Straight died at the age of 38 of influenza during the 1918 pandemic while serving with the United States Army in France during World War I. Straight's will requested his wife to continue his philanthropic work in support of Cornell and in 1925, she built Willard Straight Hall, a student union building dedicated to her late husband's memory.

===Second marriage===
In 1920, she met Leonard Knight Elmhirst (1893–1974), an Englishman from a Yorkshire landowning family, who was then studying agriculture at Cornell University, and was seeking support for Cornell's Cosmopolitan Club which provided amenities for foreign students. They married in April 1925, and embarked on ambitious plans to recreate rural community life at Dartington Hall in Devon.

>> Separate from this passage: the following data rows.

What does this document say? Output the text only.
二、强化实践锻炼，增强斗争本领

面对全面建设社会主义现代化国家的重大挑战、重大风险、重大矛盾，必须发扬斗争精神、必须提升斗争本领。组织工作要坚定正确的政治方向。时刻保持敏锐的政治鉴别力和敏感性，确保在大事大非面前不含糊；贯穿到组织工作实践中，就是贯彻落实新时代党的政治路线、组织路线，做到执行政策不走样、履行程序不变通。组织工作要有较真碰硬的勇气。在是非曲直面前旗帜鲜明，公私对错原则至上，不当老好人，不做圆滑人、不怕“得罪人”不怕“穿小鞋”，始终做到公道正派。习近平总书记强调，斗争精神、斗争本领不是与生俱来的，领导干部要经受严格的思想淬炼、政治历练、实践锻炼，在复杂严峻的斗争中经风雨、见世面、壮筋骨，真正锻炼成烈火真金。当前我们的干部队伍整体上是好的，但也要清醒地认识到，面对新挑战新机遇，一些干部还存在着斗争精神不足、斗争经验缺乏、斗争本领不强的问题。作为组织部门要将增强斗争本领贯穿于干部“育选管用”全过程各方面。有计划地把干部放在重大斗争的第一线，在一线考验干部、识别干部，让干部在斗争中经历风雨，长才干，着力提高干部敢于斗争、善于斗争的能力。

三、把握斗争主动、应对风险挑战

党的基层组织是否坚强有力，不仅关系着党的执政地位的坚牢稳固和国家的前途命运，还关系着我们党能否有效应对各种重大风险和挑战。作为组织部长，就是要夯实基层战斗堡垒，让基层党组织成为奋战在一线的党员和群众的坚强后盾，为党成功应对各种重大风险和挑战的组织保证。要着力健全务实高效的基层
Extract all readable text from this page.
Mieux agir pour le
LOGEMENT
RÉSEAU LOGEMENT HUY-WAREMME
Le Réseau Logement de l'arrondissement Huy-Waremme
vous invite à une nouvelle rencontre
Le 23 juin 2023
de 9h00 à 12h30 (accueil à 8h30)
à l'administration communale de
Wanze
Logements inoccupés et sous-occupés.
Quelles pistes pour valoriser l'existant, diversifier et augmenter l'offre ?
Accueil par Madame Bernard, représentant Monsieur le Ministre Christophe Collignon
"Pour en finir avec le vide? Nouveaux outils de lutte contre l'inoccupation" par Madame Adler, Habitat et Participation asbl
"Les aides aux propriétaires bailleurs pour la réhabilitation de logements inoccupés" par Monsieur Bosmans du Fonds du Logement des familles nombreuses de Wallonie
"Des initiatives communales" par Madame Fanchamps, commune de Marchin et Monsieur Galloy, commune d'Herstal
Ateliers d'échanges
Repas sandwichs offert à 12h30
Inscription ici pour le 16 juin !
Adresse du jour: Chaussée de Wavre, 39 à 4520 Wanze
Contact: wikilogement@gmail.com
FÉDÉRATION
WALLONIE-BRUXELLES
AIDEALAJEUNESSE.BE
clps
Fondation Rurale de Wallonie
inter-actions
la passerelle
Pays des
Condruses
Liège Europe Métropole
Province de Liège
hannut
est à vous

Together, they had two children: Ruth Elmhirst (1926–1986), who married Maurice Ash (1917–2003) in 1947, and William Elmhirst (born 1929).

George Bernard Shaw called Dartington a "salon in the countryside": it attracted British intellectuals like Aldous Huxley and Gerald Heard, and the American constitutional psychologist William Sheldon. At Dartington she led local artistic developments, founding Dartington College of Arts and Dartington International Summer School – although she and Leonard also continued their worldwide interests. On April 26, 1935, she renounced her United States citizenship.

Dorothy Payne Whitney Elmhirst died on December 14, 1968.

===Influence===
Dorothy was known for building the Willard Straight Hall at Cornell University, founding The New Republic, founding New School for Social Research, being the founding president of Association of Junior Leagues International, founding the William C. Whitney Foundation, renovating Dartington Hall and its gardens, founding the Dartington Hall Trust, founding the Dartington Hall School, founding the Dartington College of Arts, and hosting the Dartington International Summer School from 1953.